Cloudflare Docs
SSL/TLS
SSL/TLS
Edit this page on GitHub
Set theme to dark (⇧+D)

How Authenticated Origin Pulls works

​​ Simple explanation

When visitors request content from your domain, Cloudflare first attempts to serve content from the cache. If this attempt fails, Cloudflare sends a request — or an origin pull — back to your origin web server to get the content.

Authenticated Origin Pulls makes sure that all of these origin pulls come from Cloudflare. Put another way, Authenticated Origin Pulls ensures that any HTTPS requests outside of Cloudflare will not receive a response from your origin.

This block also applies for requests to unproxied DNS records in Cloudflare.

​​ Detailed explanation

Cloudflare enforces authenticated origin pulls by adding an extra layer of TLS client certificate authentication when establishing a connection between Cloudflare and the origin web server.

For more details, refer to the introductory blog post.


​​ Types of handshakes

For more details, refer to What is a TLS handshake?.

Standard TLS handshake

Diagram showing the Standard TLS handshake

Client authenticated TLS handshake

Diagram showing the client authenticated TLS handshake

​​ Comparison diagrams

Without Authenticated Origin Pulls, Cloudflare performs standard TLS handshakes between a client device and Cloudflare and Cloudflare and your origin. This is true even if you have Full or Full (strict) encryption modes enabled.
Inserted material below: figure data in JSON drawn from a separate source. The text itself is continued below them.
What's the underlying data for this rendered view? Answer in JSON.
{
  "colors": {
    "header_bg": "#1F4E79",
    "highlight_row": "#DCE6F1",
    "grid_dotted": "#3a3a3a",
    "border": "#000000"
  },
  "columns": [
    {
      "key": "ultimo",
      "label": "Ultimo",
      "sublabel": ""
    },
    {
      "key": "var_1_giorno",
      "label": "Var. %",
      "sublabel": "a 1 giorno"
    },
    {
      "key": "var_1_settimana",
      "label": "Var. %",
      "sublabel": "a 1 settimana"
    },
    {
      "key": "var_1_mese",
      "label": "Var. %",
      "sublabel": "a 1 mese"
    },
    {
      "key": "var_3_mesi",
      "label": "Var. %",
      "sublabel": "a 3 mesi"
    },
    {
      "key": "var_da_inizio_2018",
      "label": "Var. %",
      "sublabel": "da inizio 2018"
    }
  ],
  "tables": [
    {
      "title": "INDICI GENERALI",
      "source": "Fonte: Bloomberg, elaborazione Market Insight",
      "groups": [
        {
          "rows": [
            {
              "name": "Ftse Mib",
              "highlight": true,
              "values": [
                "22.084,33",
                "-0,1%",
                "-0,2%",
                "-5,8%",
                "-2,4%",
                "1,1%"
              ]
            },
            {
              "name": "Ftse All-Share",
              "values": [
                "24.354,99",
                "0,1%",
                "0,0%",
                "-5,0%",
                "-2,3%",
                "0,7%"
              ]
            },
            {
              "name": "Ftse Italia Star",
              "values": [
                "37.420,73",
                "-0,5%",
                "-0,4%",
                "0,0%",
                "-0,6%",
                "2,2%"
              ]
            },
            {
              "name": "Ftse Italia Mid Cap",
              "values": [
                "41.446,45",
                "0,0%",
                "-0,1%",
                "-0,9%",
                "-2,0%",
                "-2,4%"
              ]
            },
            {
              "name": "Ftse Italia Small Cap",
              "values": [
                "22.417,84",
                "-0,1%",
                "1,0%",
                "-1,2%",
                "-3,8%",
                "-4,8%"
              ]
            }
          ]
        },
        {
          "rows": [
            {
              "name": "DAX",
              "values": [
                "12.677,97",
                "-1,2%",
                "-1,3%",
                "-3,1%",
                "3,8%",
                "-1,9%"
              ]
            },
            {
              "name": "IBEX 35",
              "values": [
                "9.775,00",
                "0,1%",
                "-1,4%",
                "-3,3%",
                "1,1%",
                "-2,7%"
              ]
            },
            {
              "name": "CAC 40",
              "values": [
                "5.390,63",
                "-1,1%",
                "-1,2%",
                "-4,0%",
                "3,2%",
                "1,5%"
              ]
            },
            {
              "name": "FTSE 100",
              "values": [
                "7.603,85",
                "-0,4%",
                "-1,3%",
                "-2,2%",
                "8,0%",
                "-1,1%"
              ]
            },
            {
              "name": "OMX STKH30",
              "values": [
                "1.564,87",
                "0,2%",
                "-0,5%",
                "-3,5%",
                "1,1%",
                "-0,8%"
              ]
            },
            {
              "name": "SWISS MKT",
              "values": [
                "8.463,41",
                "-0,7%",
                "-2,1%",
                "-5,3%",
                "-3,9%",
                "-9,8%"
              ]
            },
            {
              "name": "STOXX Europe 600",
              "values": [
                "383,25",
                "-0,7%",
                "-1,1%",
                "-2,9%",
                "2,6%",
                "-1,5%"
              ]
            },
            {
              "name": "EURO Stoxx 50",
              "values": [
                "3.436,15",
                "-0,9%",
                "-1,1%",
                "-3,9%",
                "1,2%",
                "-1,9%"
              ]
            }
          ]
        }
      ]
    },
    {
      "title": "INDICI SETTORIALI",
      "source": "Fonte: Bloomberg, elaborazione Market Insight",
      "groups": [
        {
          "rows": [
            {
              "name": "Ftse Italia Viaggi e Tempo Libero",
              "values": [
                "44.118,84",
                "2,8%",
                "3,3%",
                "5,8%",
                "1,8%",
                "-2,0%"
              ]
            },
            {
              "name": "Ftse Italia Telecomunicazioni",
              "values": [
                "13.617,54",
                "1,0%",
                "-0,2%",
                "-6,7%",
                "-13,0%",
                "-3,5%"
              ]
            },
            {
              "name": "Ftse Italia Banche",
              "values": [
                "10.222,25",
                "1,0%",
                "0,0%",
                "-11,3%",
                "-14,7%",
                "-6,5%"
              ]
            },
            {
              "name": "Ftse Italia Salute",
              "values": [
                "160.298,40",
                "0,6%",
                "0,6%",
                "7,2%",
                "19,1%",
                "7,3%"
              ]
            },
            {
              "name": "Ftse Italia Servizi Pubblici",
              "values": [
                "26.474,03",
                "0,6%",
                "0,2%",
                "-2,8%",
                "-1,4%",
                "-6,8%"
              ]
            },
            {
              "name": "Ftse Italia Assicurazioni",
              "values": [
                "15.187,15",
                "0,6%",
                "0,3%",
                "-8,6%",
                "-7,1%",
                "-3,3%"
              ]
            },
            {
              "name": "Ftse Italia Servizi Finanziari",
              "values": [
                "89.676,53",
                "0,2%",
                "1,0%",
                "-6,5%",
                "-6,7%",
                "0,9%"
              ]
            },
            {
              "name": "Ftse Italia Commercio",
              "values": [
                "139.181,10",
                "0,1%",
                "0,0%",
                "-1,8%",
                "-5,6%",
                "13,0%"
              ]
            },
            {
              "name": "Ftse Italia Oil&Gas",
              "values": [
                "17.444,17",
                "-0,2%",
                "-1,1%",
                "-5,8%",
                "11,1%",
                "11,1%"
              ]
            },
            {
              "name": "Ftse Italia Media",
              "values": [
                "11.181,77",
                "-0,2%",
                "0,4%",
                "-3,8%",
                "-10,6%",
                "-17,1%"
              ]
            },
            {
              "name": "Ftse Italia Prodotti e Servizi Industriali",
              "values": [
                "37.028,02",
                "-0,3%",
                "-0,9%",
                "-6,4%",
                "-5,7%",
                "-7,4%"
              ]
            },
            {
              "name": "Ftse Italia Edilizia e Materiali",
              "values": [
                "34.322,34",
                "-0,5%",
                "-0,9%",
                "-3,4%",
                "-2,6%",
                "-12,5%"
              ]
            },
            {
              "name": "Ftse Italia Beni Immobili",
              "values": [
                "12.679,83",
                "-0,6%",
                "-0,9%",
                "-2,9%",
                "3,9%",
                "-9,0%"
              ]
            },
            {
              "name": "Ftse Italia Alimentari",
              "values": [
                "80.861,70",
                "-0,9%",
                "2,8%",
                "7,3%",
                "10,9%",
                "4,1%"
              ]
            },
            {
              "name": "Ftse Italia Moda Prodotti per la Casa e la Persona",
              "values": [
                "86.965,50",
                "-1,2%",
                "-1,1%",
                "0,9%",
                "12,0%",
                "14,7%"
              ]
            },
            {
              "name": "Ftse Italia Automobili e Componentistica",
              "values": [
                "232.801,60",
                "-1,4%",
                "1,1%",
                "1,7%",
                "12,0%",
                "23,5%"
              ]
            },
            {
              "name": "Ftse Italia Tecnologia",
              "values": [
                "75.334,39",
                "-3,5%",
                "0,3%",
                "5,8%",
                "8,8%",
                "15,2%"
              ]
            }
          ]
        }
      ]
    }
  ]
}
This lack of authentication means that - even if your origin is protected behind Cloudflare - attackers with your origin’s IP address will still receive a response from your origin for HTTPS requests.

With Authenticated Origin Pulls, Cloudflare performs standard TLS handshakes between a client device and Cloudflare, but a client-authenticated TLS handshake between Cloudflare and your origin.


This additional layer of authentication ensures that any HTTPS requests outside of Cloudflare will not receive a response from your origin.